A boulevard of growing dreams

Hate University Avenue? Architect Tom Bessai has a solution: reduce lanes, widen the centre median, and then add new paving, light standards, benches and kiosks to create a “series of linked outdoor rooms.”

PATRICIA CHISHOLM

Special to The Globe and Mail

There is a grainy, decades-old film of urbanist Jane Jacobs standing at the south end of Queen's Park, looking down Toronto's only grand thoroughfare and saying, with her characteristic firmness, “I hate University Avenue.”

Many have agreed with her over the years, but what to do? Architect Tom Bessai – an assistant professor at the University of Toronto's faculty of architecture, landscape and design, and partner, with his wife, Maria Denegri, in Denegri Bessai Studio – has a solution.

His scheme for the avenue's rejuvenation takes advantage of all of its unique features: its grand width, its role as a connector between the public buildings at its north end and the downtown, its ceremonial purpose. But it also takes square aim at its lack of humanity, its greyness and its outdated glorification of the car. “The tools for renewal rest right there in the boulevard itself,” Mr. Bessai says. “It is the most significant axial road in the city and it's a mess.”

His new design for the area would, most importantly, reduce its eight lanes to four (two each way). The freed-up space would be used to greatly widen the centre median, now virtually inaccessible as a public space. This could result in areas as wide as 27 metres across in some sections for reimagined spaces that would become – with inventive new paving, contemporary light standards that vary in height and placement, new benches and kiosks – like a “series of linked outdoor rooms,” Mr. Bessai says.

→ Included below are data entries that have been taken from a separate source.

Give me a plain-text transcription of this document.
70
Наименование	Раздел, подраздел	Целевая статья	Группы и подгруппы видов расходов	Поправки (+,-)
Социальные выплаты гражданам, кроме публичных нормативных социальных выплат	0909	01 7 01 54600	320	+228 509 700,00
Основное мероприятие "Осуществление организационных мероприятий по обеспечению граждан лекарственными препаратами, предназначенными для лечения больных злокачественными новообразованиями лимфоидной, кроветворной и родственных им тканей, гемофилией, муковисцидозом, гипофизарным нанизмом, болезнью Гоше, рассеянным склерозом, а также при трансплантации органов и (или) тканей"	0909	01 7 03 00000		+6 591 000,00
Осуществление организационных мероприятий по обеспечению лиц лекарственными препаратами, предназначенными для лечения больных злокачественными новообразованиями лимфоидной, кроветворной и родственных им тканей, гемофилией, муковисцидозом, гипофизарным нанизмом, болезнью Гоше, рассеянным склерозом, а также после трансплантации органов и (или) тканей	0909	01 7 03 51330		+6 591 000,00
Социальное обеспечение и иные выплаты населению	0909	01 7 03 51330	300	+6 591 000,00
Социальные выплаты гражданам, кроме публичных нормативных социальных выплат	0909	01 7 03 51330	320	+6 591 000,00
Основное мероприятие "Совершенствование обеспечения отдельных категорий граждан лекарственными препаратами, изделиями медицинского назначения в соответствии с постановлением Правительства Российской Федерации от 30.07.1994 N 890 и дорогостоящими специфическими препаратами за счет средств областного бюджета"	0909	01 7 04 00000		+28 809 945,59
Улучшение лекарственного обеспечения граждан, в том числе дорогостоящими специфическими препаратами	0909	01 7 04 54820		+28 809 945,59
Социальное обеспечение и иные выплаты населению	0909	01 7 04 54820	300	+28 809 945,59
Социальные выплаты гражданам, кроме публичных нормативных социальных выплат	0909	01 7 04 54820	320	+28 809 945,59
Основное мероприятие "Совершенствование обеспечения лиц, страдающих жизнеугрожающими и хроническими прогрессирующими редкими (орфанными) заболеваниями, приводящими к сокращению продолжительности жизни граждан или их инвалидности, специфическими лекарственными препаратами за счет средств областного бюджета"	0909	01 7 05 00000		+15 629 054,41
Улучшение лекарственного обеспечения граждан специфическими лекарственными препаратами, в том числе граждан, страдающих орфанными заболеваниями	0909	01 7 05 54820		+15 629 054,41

The goal, he says, is to use elements scaled to pedestrian life; animating the street at that level will counterbalance the façades of concrete and steel that line the road from College to Adelaide streets, a distance of 1.2 kilometres. The new light standards, for instance, would be designed to create different moods – “allowing for the intimacy of conversation,” for instance, in front of the Four Seasons Centre at Queen Street.

As the area becomes more inviting for pedestrians, vibrant retail elements would move into the space, creating a new destination for shopping, eating, strolling. None of the existing memorials would be changed; in fact, they are likely to become much more accessible, Mr. Bessai says. “This is about using University Avenue every day – not just for a parade.”